La TIG di ENISA prende il CIR §3 e ti mostra come si presentano le prove in pratica: il concetto scritto, il playbook, i registri delle simulazioni, le note di revisione post-incidente. Mappa inoltre il §3 sui controlli consolidati di ISO/IEC 27001:2022 (clausole da A.5.24 a A.5.28) e NIST CSF 2.0 (le funzioni Respond e Recover), così una certificazione esistente ti dà un vantaggio iniziale.

Altri Stati membri

Leggi nazionali di recepimento

Ogni Stato membro ha la propria legge di recepimento (Paesi Bassi: Cyberbeveiligingswet, Austria: NISG, Belgio: NIS2-Wet). Il dovere è lo stesso perché la direttiva fissa un unico standard valido in tutta l'UE. Ciò che differisce: quale CSIRT contatti per la notifica dell'articolo 23, e come ciascuna autorità nazionale formula gli orientamenti pratici.

Tre trappole che vediamo di continuo
Tre presupposti che compaiono in quasi ogni call di preparazione all'audit. Tutti e tre creano lacune che un auditor troverà.
  • Notifichiamo al BSI quando succede qualcosa, quindi siamo coperti.

    Questo copre l'articolo 23, non l'articolo 21(2)(b). Notificare al CSIRT è il dovere esterno. L'articolo 21(2)(b) è quello interno: rilevare, contenere, ripristinare, documentare, riesaminare. Entrambi devono esistere. Un auditor chiederà di vedere il concetto di gestione degli incidenti (CIR §3.1) oltre al registro delle notifiche dell'articolo 23.

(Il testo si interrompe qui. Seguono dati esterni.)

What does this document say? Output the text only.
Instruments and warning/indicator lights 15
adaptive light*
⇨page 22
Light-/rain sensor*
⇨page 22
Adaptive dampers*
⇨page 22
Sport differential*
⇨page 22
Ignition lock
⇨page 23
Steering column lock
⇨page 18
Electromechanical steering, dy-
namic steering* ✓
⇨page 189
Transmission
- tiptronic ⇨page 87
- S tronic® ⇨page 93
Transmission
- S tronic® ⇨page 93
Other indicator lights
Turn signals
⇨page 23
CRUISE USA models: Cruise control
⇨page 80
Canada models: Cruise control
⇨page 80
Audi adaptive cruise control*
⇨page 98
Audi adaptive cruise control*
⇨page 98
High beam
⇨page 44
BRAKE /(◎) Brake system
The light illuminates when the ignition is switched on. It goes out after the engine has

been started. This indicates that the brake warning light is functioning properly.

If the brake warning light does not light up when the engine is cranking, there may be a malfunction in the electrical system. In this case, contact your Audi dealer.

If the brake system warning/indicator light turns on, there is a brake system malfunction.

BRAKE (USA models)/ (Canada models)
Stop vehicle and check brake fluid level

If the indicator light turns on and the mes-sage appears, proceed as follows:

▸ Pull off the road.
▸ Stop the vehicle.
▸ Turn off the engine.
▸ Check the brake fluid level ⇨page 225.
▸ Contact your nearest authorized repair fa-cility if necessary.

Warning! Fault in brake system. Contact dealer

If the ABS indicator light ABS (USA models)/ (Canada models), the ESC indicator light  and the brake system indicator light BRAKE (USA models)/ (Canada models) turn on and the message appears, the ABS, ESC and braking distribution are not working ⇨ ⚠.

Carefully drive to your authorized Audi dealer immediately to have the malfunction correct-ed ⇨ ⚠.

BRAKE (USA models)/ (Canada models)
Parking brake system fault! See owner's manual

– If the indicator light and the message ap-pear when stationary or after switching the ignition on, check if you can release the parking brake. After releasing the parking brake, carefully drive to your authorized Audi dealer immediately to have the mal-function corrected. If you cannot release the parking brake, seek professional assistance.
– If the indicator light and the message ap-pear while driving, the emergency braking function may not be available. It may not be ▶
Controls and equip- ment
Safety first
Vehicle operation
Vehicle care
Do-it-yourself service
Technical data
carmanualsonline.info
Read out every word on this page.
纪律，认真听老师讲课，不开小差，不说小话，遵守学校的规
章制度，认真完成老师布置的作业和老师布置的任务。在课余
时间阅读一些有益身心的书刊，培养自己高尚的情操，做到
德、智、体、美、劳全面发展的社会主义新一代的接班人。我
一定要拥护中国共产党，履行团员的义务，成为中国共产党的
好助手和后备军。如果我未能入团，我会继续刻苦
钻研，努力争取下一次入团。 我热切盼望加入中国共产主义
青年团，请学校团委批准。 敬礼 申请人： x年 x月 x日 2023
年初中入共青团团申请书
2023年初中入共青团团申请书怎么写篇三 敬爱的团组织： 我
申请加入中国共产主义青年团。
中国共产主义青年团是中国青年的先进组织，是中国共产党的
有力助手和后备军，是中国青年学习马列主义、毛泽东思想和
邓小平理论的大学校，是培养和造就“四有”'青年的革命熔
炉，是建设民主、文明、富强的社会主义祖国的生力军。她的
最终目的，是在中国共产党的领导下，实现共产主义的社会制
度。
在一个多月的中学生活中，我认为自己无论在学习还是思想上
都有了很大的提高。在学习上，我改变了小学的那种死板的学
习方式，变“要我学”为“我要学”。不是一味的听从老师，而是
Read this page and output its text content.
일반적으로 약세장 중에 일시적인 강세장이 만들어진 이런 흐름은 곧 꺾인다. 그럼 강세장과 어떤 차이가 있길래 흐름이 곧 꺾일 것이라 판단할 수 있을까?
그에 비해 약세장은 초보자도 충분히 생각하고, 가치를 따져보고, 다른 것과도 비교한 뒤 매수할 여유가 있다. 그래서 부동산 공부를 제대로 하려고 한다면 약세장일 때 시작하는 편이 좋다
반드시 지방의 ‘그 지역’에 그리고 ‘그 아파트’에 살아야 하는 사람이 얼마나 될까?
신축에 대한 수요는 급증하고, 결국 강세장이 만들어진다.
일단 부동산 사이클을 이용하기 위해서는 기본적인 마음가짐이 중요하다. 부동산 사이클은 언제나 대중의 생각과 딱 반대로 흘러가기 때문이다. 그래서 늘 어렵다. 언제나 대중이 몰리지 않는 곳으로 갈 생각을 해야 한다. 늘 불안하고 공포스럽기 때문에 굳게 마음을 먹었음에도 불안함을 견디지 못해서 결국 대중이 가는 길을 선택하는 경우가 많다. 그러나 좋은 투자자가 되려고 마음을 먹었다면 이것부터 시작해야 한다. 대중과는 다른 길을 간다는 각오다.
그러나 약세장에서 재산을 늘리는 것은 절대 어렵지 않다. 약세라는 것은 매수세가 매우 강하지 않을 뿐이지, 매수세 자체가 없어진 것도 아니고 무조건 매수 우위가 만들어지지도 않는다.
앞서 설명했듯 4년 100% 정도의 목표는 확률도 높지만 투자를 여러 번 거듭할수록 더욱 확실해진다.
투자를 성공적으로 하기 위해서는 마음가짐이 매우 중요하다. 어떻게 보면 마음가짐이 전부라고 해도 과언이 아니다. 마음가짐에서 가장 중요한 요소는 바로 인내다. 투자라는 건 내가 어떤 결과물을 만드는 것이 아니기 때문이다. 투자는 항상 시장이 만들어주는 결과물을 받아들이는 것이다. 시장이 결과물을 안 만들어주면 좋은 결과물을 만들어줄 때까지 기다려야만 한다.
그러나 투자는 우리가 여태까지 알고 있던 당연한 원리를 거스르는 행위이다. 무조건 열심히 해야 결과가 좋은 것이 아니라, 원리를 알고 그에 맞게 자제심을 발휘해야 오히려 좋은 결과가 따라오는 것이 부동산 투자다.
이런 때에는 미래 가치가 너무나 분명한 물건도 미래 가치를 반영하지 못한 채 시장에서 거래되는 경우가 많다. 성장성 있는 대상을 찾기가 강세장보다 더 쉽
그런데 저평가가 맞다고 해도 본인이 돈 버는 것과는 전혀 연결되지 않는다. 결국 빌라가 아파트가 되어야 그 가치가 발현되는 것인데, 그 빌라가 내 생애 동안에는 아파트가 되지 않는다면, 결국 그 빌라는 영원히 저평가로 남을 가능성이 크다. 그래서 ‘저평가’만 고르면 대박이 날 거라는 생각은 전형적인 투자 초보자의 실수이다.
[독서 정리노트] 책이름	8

  • Scriveremo il playbook quando succederà qualcosa.

    Il CIR §3.1.1 è esplicito: il concetto deve essere 'definito e attuato' prima dell'incidente. Ruoli, responsabilità, procedure, tutto su carta, approvati dalla dirigenza. Scriverlo durante l'incidente non è gestione, è improvvisazione. Gli auditor controllano per primo il concetto datato e firmato.

  • Se ne occupa il team IT, basta così.

    Il CIR §3.1.1 esige ruoli e responsabilità documentati. Chi dichiara un incidente. Chi decide il contenimento. Chi parla con il legale. Chi approva il ripristino. L'organo di gestione deve approvare il concetto. 'Se ne occupa il team IT' non è una struttura, è un presupposto.

Come gli operatori reali del Mittelstand lo fanno davvero

La lacuna tipica del Mittelstand è la documentazione, non la capacità. Il rilevamento avviene (qualcuno se ne accorge, l'IT indaga, il problema viene risolto). La documentazione no. Senza il registro datato di chi ha fatto cosa, l'auditor non ha modo di verificare che il §3 sia stato seguito. La soluzione è costruire prima il playbook, poi simulare due volte l'anno, poi raccogliere le lezioni nel modello di revisione post-incidente.

Due simulazioni all'anno è ciò su cui converge la maggior parte degli operatori con cui parliamo. Una tabletop (persone attorno a un tavolo che ripercorrono il playbook su uno scenario), una tecnica (un ripristino controllato da backup, un'esercitazione di risposta al phishing, qualcosa che metta alla prova gli strumenti). Lo scopo è trovare le lacune prima di un auditor, o prima di un incidente reale. La proporzionalità dell'articolo 21(1) ti consente di dimensionare la simulazione sulle tue dimensioni e sul tuo quadro di rischio; non ti consente di saltarle.

Come gestiamo tutto questo sulla piattaforma

Abbiamo integrato il CIR §3 nella piattaforma come modulo INC. Registri un incidente, acquisisci la classificazione ai sensi del §3.4, ripercorri le fasi di risposta (contenimento, eradicazione, ripristino) con marche temporali ed esegui la revisione post-incidente alla fine. L'audit trail registra ogni passaggio. Nessun cumulo di fogli di calcolo.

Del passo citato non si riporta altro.